We’re all expecting a 2016 presidential bid from the former Secretary of State, though that is not a certainty. But as the widely popular Democratic frontrunner, Mrs. Clinton needed to align herself with the President, as well as shifting public opinion. A recent ABC/Washington Post poll suggests that 58% of the American public now supports the idea of same-sex marriage, while 72% of Democrats support the issue. Hillary needs to stay ahead of the game, politically, if her 2016 bid ever comes to fruition. Many Democrats have announced support for federal recognition of same-sex marriage, many of whom could turn out to be contenders for the 2016 Democratic Primaries. Even a few Republicans have announced a belief in marriage equality. Rob Portman, a notable Republican senator from Ohio, has come out in favor of marriage equality; after realizing his own son is gay. I find this to be inspirational, as Mr. Portman defied political expectations within his party; placing family before selfish political ambitions. This proves marriage equality should no longer be a partisan issue, but an issue of human rights.
Flexing her political muscle, Hillary likely wanted to influence landmark Supreme Court decisions expected later this week. A challenge to Proposition 8, as well as a challenge to the 1996 Defense of Marriage Act (DOMA), signed into lay by, you guessed it, President Bill Clinton. Though even the former POTUS has announced a change-of-heart recently, suggesting in a Washington Post op-ed that the law he signed, requiring the federal government to refuse recognition of same-sex marriages, is discriminatory and must be overturned. Personally, I feel like when a leader who signs a piece of legislation into law wants to overturn that measure, it probably means it’s time to overturn it.

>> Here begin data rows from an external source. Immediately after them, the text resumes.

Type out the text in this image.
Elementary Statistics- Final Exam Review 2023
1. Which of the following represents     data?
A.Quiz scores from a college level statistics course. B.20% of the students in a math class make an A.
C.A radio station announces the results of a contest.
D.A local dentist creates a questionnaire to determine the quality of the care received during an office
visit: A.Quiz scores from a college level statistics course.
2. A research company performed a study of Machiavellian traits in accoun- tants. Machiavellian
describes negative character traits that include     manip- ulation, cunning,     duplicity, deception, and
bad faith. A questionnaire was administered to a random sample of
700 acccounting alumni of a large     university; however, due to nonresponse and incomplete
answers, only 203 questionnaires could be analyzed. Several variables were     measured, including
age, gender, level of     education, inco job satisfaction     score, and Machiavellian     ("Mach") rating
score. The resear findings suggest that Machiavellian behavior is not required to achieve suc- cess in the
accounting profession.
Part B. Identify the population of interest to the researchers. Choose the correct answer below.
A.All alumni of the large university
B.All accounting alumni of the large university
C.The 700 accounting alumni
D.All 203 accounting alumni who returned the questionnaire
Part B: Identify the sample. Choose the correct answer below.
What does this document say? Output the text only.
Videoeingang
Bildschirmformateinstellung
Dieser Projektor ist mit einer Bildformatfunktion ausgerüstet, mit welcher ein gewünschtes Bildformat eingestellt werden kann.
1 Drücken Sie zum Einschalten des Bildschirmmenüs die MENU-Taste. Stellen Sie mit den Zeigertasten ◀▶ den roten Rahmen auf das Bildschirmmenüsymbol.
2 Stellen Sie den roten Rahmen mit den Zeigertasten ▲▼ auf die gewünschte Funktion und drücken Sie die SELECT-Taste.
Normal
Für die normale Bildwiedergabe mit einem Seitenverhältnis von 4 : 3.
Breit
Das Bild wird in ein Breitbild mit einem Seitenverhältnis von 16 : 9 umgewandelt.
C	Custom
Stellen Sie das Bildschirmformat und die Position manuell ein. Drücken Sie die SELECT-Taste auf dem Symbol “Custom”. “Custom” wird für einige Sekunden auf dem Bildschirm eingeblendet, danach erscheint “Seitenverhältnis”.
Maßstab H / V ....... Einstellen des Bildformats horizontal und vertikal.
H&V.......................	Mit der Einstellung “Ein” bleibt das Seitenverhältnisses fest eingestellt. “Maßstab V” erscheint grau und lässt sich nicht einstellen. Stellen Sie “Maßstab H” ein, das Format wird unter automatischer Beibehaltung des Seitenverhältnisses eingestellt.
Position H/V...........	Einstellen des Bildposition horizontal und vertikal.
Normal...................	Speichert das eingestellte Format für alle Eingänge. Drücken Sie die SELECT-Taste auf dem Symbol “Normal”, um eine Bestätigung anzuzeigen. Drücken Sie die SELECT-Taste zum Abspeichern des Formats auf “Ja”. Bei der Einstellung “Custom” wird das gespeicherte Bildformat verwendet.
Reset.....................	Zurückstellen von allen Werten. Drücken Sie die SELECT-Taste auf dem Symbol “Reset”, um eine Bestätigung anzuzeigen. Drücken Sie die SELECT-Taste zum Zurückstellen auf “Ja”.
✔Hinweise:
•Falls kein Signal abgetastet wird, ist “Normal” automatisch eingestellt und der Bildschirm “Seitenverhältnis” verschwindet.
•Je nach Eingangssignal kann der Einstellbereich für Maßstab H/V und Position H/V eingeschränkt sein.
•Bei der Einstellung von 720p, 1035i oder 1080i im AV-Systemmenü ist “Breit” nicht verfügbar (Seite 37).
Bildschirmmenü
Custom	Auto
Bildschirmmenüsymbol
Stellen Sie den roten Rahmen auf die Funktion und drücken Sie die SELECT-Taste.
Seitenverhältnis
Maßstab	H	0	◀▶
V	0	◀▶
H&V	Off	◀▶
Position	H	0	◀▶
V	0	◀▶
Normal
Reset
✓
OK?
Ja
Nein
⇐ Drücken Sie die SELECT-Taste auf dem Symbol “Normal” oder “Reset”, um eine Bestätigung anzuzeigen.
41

Hillary’s announcement means a great deal to Southern Democrats, who may support Clinton’s fiscal policy, yet remain socially conservative. She speaks to these citizens directly when she states, “People of goodwill and good faith will continue to view this issue differently. So I hope that as we discuss and debate, whether it’s around a kitchen table or in the public square, we do so in a spirit of respect and understanding. Conversations with our friends, our families, our congregations, our coworkers; are opportunities to share our own reflections, and to invite others to share theirs. They give us a chance to find that common ground, and a path forward. For those of us who lived through the long years of the civil rights and women’s rights movements, the speed with which more and more people have come to embrace the dignity and equality of LGBT Americans has been breath taking and inspiring.”
Throughout the announcement, Hillary stresses that the United States must remain a leader in the advancement of human rights, “A little over a year ago in Geneva, I told the nations of the world that gay rights are human rights and human rights are gay rights, and that the United States would be a leader in defending those rights.
Now there were some countries that did not want to hear that, but I believe America is at its best when we champion the freedom and dignity of every human being. That’s who we are, it’s in our DNA.”